Champions Avoid ’Dega Wild Card Woes

Champions Avoid ’Dega Wild Card Woes 
Jeff Gordon has won six times at Talladega Superspeedway, best among active NASCAR Sprint Cup competitors.
But the four-time champion knows first-hand why Sunday’s Camping World RV Sales 500 (2 p.m. ET ESPN, MRN, SiriusXM Satellite Radio) is called a wild card event in the Chase for the NASCAR Sprint Cup™.
Gordon has celebrated in the 2.66-mile track’s Victory Lane. But more often – nine times in 42 starts to be exact – the 42-year-old Californian has failed to finish a Talladega race.
He arrives in Alabama this week fourth in the Chase standings, 36 points behind leader Matt Kenseth. A seventh win would be nice; a solid finish will keep his hopes for a fifth title intact.
“You’ve got to go in there with a positive attitude and fight and do your best and try to avoid whatever may occur there or what’s going to occur there and hope that you come out with a race car,” said Gordon, who continues to pursue his first victory of the 2013 season. “It doesn’t even have to be in one piece, it just needs to get across the line with a decent finish.”
Talladega has been a defining race during the Chase era. Gordon lost the points lead with a 19th-place finish in 2004. A year later, Jimmie Johnson finished 31st and fell from first to fourth – a stumble from which Johnson didn’t recover. Jeff Burton saw a 69-point advantage slip to six after finishing 27th in 2006. He also failed to win the championship.

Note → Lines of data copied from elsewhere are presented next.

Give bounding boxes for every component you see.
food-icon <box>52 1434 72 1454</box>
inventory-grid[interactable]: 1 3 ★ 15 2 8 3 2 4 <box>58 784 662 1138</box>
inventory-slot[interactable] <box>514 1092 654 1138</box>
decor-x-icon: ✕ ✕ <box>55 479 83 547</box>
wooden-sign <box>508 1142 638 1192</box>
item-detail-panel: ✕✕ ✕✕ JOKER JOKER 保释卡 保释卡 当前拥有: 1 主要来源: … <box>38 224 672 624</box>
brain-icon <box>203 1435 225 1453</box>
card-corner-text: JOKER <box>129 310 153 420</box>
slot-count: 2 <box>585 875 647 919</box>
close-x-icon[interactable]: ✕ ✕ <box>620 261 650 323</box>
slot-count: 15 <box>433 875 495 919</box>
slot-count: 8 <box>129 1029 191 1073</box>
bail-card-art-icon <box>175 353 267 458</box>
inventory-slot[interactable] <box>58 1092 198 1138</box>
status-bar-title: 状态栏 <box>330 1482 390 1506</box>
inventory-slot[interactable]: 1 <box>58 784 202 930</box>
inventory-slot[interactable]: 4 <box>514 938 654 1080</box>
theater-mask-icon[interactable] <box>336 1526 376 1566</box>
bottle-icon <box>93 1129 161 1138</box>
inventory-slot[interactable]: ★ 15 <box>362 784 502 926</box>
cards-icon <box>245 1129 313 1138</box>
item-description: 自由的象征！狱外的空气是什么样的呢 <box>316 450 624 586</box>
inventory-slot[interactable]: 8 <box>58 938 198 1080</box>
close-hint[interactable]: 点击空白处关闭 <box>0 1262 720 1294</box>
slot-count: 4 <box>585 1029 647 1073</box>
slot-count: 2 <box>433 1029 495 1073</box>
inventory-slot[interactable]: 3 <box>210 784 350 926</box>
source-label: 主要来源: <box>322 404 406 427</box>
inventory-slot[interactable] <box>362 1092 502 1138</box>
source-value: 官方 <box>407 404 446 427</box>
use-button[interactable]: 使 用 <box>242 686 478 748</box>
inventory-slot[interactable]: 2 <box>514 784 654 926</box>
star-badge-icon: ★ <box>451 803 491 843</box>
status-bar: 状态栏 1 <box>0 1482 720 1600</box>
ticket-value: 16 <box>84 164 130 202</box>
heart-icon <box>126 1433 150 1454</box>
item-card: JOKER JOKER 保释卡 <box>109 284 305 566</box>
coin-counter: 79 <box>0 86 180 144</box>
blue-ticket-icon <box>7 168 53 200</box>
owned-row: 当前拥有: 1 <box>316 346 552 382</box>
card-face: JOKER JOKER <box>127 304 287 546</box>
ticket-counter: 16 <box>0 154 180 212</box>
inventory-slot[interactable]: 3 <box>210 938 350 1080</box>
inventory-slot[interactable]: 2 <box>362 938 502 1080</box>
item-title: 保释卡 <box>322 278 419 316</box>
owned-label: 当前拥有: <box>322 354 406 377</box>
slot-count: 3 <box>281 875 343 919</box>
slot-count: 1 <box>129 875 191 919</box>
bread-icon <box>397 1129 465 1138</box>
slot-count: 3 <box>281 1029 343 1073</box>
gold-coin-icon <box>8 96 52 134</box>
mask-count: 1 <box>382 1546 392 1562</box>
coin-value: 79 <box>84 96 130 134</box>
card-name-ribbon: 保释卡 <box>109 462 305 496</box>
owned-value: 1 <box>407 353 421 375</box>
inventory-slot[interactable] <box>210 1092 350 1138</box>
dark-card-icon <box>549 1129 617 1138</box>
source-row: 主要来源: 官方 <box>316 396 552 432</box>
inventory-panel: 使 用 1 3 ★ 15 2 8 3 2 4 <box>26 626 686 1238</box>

No. 1 ranked drivers have fared better in subsequent years with just one – Johnson in 2007 – losing a points lead at Talladega. Only Carl Edwards, 11th in 2010, has finished outside the top 10 in the track’s Chase event. Interestingly, Edwards ended up losing the championship to Tony Stewart on a tie-breaker.
No NASCAR Sprint Cup champion has won Talladega’s Chase race during a title season. Stewart’s and Johnson’s second-place finish in 2005 and 2007, respectively, are best. The eventual champion has recorded three top-five and eight top-10 finishes. Their average finish, with just a single DNF, is 7.7.
 Talladega has punished the driver that ultimately holds the season’s runner-up position. Five of the nine have finished 23rd or worse with an average finish of 18.8.
The points leader after five Chase races has won the championship five times and in four of the past five seasons.